主なポイント:
- グーグルはインテルにカスタムTPUチップ300万基超を発注
- インテルの株式は時間外取引で9%超上昇
- この取引は、AIチップ市場でのエヌビディア支配に挑む直接的な競合としてインテルを位置づける
主なポイント:

グーグルはインテルに300万基超のカスタムTPU(テンソル・プロセッシング・ユニット)チップを発注した。この取引は、インテルのファウンドリおよびAIチップ戦略を裏付けるものであり、1200億ドル規模のAIアクセラレーター市場でエヌビディアの支配に対抗する直接的な競合として同社を位置づける。
このニュースを受け、インテルの時間外株価は9%超急騰し、寄り付き前に約80億ドルの時価総額が追加された。株価は時間外取引で約114ドル付近で推移。3月下旬の約40ドルから、2026年第1四半期決算を受けた15%の急騰を経て約133ドルのピークに達するまでの上昇局面をさらに延ばしている。
今回の発注は、グーグルの次世代TPU設計に関するもの。このカスタムチップは、グーグルのクラウドインフラ内でのトレーニングおよび推論処理向けに専用設計されている。インテルは先端プロセス技術を用いてこのチップを製造する。これは、インテルが外部顧客向けに製造サービスを開始して以来、ファウンドリ事業にとって最大級の外部受注の一つとなる。グーグルはこれまでTPUを自社設計し、生産をTSMCに依存してきたが、インテルをセカンドソースとしてサプライチェーンを多様化している。
この取引は、AIチップ市場の競争構造を一変させる。エヌビディアは現在、AIアクセラレーター市場の約80%を支配しており、H100およびB200 GPUがアマゾン、マイクロソフト、グーグルにわたる大規模AI導入の大部分を支えている。グーグルのTPUは長年、同社の社内代替案であったが、生産をインテルに委託するという決定は、インテルの製造能力がハイパースケーラーが大規模・高性能設計を任せられる水準に達したことを示している。
インテルのファウンドリ事業は、パット・ゲルシンガーCEOのターンアラウンド戦略の中心的柱である。同社はオハイオ州、アリゾナ州、アイルランドに新たな製造施設に数百億ドルを投資し、TSMCやサムスンからプロセスリーダーシップを奪還することを目指している。グーグルのTPU受注——数十億のユーザーにサービスを提供する本番データセンターで稼働するチップ——は、ファウンドリ事業開始以来、インテルの製造ロードマップに対する最も強力な外部からの裏付けとなる。
エヌビディアにとって、この取引は新たな競争要因をもたらす。エヌビディアのGPUはAIトレーニングのデフォルト選択肢であり続けているものの、グーグルがインテルの工場を通じて自社TPUを設計・量産できるということは、最大手クラウドプロバイダーがエヌビディアのシリコンに代わる信頼できる選択肢を持つことを意味する。アマゾンはTrainiumおよびInferentiaチップを擁し、マイクロソフトは独自のAIアクセラレーターを開発中であり、グーグルはインテルとの関係を強化している。これらすべてのトレンドは、長期的にエヌビディアの価格決定力を侵蚀する可能性がある。

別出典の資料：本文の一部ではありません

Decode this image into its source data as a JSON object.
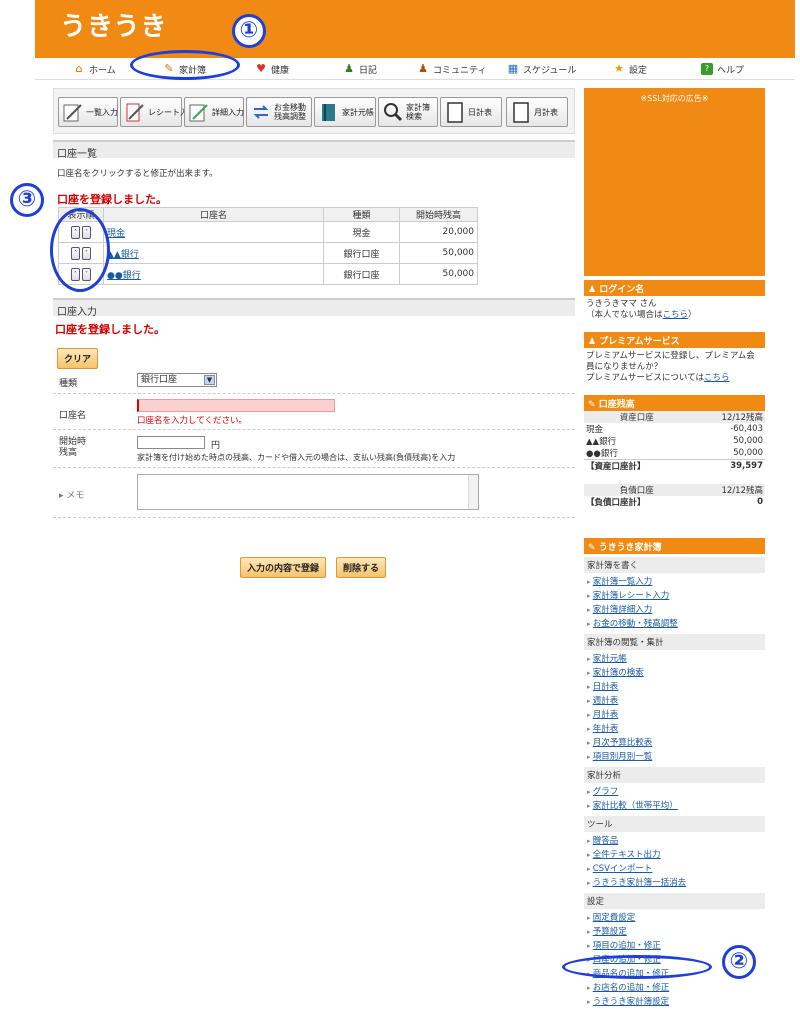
{
  "logo": "うきうき",
  "nav": [
    {
      "label": "ホーム",
      "icon": "home-icon"
    },
    {
      "label": "家計簿",
      "icon": "pencil-icon"
    },
    {
      "label": "健康",
      "icon": "heart-icon"
    },
    {
      "label": "日記",
      "icon": "person-icon"
    },
    {
      "label": "コミュニティ",
      "icon": "community-icon"
    },
    {
      "label": "スケジュール",
      "icon": "calendar-icon"
    },
    {
      "label": "設定",
      "icon": "star-icon"
    },
    {
      "label": "ヘルプ",
      "icon": "help-icon"
    }
  ],
  "toolbar": [
    "一覧入力",
    "レシート入力",
    "詳細入力",
    "お金移動\n残高調整",
    "家計元帳",
    "家計簿\n検索",
    "日計表",
    "月計表"
  ],
  "accounts_section": {
    "title": "口座一覧",
    "hint": "口座名をクリックすると修正が出来ます。",
    "message": "口座を登録しました。",
    "headers": [
      "表示順",
      "口座名",
      "種類",
      "開始時残高"
    ],
    "rows": [
      {
        "name": "現金",
        "type": "現金",
        "balance": "20,000"
      },
      {
        "name": "▲▲銀行",
        "type": "銀行口座",
        "balance": "50,000"
      },
      {
        "name": "●●銀行",
        "type": "銀行口座",
        "balance": "50,000"
      }
    ]
  },
  "input_section": {
    "title": "口座入力",
    "message": "口座を登録しました。",
    "clear": "クリア",
    "type_label": "種類",
    "type_value": "銀行口座",
    "name_label": "口座名",
    "name_error": "口座名を入力してください。",
    "start_label1": "開始時",
    "start_label2": "残高",
    "yen": "円",
    "start_hint": "家計簿を付け始めた時点の残高、カードや借入元の場合は、支払い残高(負債残高)を入力",
    "memo_label": "メモ",
    "submit": "入力の内容で登録",
    "delete": "削除する"
  },
  "side": {
    "ad": "※SSL対応の広告※",
    "login_title": "ログイン名",
    "login_name": "うきうきママ さん",
    "login_note": "（本人でない場合は",
    "login_link": "こちら",
    "login_close": "）",
    "premium_title": "プレミアムサービス",
    "premium_text": "プレミアムサービスに登録し、プレミアム会員になりませんか？",
    "premium_text2": "プレミアムサービスについては",
    "premium_link": "こちら",
    "balance_title": "口座残高",
    "asset_head": "資産口座",
    "asset_count": "12/12残高",
    "assets": [
      [
        "現金",
        "-60,403"
      ],
      [
        "▲▲銀行",
        "50,000"
      ],
      [
        "●●銀行",
        "50,000"
      ]
    ],
    "asset_total_label": "【資産口座計】",
    "asset_total": "39,597",
    "debt_head": "負債口座",
    "debt_count": "12/12残高",
    "debt_total_label": "【負債口座計】",
    "debt_total": "0",
    "menu_title": "うきうき家計簿",
    "menu": [
      {
        "cat": "家計簿を書く",
        "items": [
          "家計簿一覧入力",
          "家計簿レシート入力",
          "家計簿詳細入力",
          "お金の移動・残高調整"
        ]
      },
      {
        "cat": "家計簿の閲覧・集計",
        "items": [
          "家計元帳",
          "家計簿の検索",
          "日計表",
          "週計表",
          "月計表",
          "年計表",
          "月次予算比較表",
          "項目別月別一覧"
        ]
      },
      {
        "cat": "家計分析",
        "items": [
          "グラフ",
          "家計比較（世帯平均）"
        ]
      },
      {
        "cat": "ツール",
        "items": [
          "贈答品",
          "全件テキスト出力",
          "CSVインポート",
          "うきうき家計簿一括消去"
        ]
      },
      {
        "cat": "設定",
        "items": [
          "固定費設定",
          "予算設定",
          "項目の追加・修正",
          "口座の追加・修正",
          "商品名の追加・修正",
          "お店名の追加・修正",
          "うきうき家計簿設定"
        ]
      }
    ]
  },
  "annotations": [
    "①",
    "②",
    "③"
  ]
}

約22倍の予想利益で取引されているインテル株は、3月末以来2倍以上に上昇している。今回のグーグル受注はその上昇にファンダメンタルな裏付けを与えるが、同社はなお数百万台単位のコミットメントを満たす生産立ち上げにおいて実行リスクに直面している。約35倍の予想利益で取引されるエヌビディア株は、投資家が長期的な競争への影響を考慮し、時間外取引で小幅に下落した。
本記事は情報提供のみを目的としており、投資助言を構成するものではない。